College Republicans Host Former Rep. Ron Paul

The three-time presidential candidate shares his views on civil liberties and sequestration.

Ron Paul
March 07, 2013

By Jay Conley

Former U.S. Representative and three-time presidential candidate Ron Paul, R-Texas, instructed GW students Monday night to take an active role not so much in politics but in creating the ideas that shape politics to improve America’s future.

“Politicians can play a role. They can move us in a certain direction. But if politicians are involved only for the sake of gaining power, it doesn’t work,” he said. “It’s the ideas that matter. The political parties are the vehicle for transporting new ideas and policies.”

A physician before he entered politics in 1976, Dr. Paul was invited by GW’s College Republicans and Student Association to speak in Lisner Auditorium about civil liberties, fiscal policy and reflect on his experiences in Congress. He is an advocate for limited constitutional government, low taxes, free markets and a return to sound monetary policies based on commodity-backed currency.

“I hear there is a revolution going on in this country. I guess the question is, what are we revolting against, and what are we going to replace it with?” said Dr. Paul. “It’s not complex. It’s just the restoration of the principles and dedication to individual freedom.”

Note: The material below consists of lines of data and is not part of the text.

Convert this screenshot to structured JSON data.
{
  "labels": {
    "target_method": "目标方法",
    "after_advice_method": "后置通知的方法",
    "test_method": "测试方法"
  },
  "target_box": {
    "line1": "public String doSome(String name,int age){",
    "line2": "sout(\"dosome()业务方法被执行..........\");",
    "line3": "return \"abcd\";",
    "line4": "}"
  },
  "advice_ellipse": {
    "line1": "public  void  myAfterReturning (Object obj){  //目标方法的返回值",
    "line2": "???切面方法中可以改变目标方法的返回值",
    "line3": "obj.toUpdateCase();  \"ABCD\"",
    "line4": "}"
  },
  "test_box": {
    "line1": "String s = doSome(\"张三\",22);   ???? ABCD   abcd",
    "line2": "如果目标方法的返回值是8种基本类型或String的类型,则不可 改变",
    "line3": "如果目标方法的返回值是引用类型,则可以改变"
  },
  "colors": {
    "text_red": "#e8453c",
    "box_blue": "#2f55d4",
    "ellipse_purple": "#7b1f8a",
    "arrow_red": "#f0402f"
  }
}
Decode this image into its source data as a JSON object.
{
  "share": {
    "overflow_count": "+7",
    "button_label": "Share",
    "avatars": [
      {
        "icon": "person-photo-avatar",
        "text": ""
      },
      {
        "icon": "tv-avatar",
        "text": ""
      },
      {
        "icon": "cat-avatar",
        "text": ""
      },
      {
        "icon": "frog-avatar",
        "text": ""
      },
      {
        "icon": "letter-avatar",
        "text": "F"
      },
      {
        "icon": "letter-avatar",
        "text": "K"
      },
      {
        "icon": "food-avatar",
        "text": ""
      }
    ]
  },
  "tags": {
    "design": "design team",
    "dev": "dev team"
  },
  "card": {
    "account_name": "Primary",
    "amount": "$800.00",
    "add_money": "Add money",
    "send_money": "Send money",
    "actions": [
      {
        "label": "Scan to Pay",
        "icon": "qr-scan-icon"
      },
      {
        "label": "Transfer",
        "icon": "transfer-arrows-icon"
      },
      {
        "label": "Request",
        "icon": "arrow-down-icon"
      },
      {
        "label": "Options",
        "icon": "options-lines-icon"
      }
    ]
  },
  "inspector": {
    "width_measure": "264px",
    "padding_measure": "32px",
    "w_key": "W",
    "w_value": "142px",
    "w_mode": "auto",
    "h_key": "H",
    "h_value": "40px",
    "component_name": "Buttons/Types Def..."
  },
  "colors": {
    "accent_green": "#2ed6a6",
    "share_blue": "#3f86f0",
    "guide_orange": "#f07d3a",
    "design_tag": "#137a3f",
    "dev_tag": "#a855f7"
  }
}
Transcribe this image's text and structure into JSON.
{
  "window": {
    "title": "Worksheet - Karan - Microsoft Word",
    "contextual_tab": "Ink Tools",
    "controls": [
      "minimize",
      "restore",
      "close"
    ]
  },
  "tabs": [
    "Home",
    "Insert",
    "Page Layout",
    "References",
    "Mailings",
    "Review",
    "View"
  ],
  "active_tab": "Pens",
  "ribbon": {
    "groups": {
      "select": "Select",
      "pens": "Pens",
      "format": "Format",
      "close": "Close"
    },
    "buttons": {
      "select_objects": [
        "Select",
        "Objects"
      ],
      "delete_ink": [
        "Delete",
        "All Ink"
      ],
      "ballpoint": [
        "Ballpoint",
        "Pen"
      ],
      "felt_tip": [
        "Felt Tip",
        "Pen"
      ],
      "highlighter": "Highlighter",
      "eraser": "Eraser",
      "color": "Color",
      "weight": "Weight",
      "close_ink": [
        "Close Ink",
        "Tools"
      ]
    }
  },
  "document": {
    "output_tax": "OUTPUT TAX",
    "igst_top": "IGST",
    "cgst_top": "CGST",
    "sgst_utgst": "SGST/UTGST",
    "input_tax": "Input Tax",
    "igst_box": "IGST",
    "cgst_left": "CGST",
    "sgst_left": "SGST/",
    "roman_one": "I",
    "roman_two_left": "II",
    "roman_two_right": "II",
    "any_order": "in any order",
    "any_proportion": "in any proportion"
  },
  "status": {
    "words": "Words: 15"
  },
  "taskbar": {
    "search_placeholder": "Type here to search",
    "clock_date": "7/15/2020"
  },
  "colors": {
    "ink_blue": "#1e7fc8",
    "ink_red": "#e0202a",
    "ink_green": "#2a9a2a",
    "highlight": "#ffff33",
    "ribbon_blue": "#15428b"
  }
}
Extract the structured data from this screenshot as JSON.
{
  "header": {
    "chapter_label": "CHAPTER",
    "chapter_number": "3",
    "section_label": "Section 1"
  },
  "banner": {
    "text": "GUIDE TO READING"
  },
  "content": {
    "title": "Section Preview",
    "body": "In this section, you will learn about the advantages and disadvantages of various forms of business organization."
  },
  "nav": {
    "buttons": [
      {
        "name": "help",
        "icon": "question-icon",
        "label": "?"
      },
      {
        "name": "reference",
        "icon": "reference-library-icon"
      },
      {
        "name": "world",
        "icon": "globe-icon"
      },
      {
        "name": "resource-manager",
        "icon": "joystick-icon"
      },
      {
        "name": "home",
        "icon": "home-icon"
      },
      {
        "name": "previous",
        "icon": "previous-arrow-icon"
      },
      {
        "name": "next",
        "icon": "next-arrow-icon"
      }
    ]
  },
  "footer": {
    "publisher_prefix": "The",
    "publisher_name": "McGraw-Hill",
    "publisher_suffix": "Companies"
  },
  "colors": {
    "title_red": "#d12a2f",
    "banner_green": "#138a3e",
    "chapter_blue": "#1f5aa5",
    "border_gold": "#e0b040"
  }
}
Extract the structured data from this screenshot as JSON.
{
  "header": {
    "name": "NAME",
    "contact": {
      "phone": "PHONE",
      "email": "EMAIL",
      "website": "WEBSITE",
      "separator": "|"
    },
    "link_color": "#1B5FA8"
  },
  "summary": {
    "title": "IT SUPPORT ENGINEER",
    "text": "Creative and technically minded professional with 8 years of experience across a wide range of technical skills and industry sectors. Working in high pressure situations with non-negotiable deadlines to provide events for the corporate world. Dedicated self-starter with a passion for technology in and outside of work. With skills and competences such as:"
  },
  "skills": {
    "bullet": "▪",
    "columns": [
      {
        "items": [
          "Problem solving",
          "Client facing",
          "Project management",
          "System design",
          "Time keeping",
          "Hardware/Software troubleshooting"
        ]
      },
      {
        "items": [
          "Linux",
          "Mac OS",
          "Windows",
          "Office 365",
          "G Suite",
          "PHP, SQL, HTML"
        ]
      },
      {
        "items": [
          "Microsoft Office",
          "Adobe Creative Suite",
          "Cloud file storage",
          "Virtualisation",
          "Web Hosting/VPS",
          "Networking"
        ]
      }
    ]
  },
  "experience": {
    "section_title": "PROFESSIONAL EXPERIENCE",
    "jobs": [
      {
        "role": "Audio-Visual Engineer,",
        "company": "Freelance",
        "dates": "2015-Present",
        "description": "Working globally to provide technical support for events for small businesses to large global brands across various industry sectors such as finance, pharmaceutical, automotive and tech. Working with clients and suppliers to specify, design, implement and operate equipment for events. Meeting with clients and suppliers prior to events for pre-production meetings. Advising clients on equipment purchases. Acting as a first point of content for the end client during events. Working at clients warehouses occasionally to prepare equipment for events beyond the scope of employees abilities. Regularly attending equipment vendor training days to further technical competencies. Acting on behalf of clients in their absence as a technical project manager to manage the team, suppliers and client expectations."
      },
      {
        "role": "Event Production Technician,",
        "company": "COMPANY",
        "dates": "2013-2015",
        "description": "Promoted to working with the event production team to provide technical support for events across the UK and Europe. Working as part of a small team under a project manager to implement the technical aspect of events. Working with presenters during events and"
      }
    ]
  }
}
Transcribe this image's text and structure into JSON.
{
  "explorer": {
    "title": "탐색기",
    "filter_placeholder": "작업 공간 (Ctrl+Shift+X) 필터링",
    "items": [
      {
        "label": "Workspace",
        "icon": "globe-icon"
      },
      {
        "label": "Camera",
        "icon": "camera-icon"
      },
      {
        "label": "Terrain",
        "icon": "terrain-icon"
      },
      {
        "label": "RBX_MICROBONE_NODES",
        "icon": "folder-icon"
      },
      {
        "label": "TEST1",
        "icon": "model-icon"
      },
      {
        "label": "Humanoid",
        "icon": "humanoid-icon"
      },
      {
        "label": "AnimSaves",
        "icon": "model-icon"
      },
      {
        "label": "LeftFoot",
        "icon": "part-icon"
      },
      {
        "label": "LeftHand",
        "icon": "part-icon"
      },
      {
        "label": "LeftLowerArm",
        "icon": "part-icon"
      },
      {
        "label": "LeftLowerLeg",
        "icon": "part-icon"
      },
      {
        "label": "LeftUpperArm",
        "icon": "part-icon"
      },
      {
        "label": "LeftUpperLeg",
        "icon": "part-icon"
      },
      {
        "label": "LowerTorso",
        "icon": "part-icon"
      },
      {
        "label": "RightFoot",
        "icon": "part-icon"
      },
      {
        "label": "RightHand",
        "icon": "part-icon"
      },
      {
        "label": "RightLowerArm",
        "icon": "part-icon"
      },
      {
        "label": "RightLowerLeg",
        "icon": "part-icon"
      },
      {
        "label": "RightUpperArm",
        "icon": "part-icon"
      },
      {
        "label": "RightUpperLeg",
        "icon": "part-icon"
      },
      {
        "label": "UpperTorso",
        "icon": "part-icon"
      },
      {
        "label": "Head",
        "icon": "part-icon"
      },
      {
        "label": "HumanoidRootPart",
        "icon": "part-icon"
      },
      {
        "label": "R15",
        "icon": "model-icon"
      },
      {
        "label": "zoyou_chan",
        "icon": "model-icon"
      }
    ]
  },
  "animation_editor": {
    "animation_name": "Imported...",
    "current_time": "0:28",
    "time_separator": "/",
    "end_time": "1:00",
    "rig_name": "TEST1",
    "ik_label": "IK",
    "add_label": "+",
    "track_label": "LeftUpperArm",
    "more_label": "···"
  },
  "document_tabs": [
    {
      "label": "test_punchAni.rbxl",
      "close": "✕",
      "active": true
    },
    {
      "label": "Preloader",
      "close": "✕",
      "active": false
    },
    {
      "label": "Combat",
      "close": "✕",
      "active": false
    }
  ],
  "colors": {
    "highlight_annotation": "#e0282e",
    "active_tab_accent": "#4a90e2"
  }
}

Dr. Paul expressed his concern over what he described as increased government encroachment on Americans’ civil liberties. As an example, in much the same way that prohibition didn’t deter people from consuming alcohol in the early 20th century, Dr. Paul said the war on drugs has been a complete failure. He said long sentences for drug convictions and excessive amounts of tax dollars spent on drug busts haven’t deterred those who use drugs like marijuana.

“We need to reject this idea that a vice is a crime and we’re going to put people in jail for it,” he said.

Dr. Paul had a similar view regarding marriages for same-sex couples, arguing that the definition of marriage shouldn’t be defined by the federal government.

“I think people should have the right to do what they want as long as they don’t force themselves on others. The government should be out of it,” he said.

Dr. Paul also opposes what he described as an escalation of the heavy-handed use of force by federal agents, citing instances in which food suppliers were arrested at gunpoint for selling raw, unpasteurized milk.

“I hate to disappoint you but I’m for a little gun control. We should take away the guns from federal bureaucrats,” he said.

Regarding sequestration, Dr. Paul said it has become the latest of so many recent government crises that people hardly pay attention anymore.

“It’s a failed system of endless borrowing, endless spending and endless printing of money,” he said. “It can’t continue and will fail eventually.”

Dr. Paul was introduced by his longtime friend, U.S. Rep. John J. Duncan Jr., R-Tenn., an alumnus of GW’s Law School, who praised Dr. Paul for his commitment to public service.

“I have never seen him, even once, waiver from his strong commitment to freedom and liberty,” said Rep. Duncan. “And I can tell you that even those who were on the opposite side, and those who disagreed with him on almost every vote, admired his courage and his dedication.”